Author(s): Cedric Villani
"This man could plainly do for mathematics what Brian Cox has done for physics." (Sunday Times). What goes on inside the mind of a rock-star mathematician? Where does inspiration come from? With a storyteller's gift, Cedric Villani takes us on a mesmerising journey as he wrestles with a new theorem that will win him the most coveted prize in mathematics. Along the way he encounters obstacles and setbacks, losses of faith and even brushes with madness. His story is one of courage and partnership, doubt and anxiety, elation and despair. We discover how it feels to be obsessed by a theorem during your child's cello practise and throughout your dreams, why appreciating maths is a bit like watching an episode of Columbo, and how sometimes inspiration only comes from locking yourself away in a dark room to think. Blending science with history, biography with myth, Villani conjures up an inimitable cast of characters including the omnipresent Einstein, mad genius Kurt Godel, and Villani's personal hero, John Nash. Birth of a Theorem combines passion and imagination to take us on a fantastical adventure through the beautiful, mysterious world of mathematics. Maths has never seemed so magical or so exciting.
A passionate story of inspiration, obsession and partnership, as one of the greatest mathematical minds takes us on an imaginative journey through the discovery of a new theorem.

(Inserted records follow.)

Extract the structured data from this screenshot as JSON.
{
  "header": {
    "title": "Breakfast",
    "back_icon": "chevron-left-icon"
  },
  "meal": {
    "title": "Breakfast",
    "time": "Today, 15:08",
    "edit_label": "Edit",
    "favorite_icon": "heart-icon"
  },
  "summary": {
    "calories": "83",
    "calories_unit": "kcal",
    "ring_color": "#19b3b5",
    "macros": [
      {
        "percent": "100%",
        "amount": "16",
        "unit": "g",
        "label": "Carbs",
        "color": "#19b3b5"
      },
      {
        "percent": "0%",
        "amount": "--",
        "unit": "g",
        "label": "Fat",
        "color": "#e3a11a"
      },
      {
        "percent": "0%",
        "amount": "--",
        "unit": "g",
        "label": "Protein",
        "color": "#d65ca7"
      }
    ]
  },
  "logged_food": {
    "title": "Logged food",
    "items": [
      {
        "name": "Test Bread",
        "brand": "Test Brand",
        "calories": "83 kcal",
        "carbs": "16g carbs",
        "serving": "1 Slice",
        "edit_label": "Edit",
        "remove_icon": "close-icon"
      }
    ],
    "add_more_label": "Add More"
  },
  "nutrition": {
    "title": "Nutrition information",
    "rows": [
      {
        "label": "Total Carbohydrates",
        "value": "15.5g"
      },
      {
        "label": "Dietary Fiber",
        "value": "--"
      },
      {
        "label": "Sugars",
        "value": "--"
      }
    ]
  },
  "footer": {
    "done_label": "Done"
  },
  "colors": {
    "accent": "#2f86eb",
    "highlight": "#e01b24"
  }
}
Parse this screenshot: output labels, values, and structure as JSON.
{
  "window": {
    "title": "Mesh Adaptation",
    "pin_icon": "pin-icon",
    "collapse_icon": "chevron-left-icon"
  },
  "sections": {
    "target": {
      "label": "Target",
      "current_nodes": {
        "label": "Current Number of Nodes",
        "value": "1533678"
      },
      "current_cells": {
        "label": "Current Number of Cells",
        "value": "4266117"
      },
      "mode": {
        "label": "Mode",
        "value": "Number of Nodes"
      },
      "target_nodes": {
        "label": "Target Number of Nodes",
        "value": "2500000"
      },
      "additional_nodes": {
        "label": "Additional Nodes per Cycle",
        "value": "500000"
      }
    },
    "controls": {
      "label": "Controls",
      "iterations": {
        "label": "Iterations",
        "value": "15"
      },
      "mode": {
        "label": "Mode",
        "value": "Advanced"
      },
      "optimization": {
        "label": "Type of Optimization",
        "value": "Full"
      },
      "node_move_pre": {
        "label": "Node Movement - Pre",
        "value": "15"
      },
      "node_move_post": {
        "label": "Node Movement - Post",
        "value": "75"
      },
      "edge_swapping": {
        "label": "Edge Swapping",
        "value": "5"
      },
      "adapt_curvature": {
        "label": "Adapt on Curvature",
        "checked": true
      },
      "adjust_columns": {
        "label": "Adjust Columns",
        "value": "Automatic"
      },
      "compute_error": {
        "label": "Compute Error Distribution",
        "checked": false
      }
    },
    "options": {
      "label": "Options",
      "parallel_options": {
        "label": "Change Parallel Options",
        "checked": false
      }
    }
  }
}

Cedric Villani is a French mathematician who has received many international awards for his work including the Jacques Herbrand Prize, the Prize of the European Mathematical Society, the Fermat Prize and the Henri Poincare Prize. In 2010 he was awarded the Fields Medal, the International Medal for Outstanding Discoveries in Mathematics, for his work on Landau damping and the Boltzmann equation. Often called 'the mathematicians' Nobel Prize', it is awarded every four years and is viewed by some as the highest honour a mathematician can achieve. He is a professor at Lyon University and Director of the Institut Henri Poincare in Paris, working primarily on partial differential equations and mathematical physics.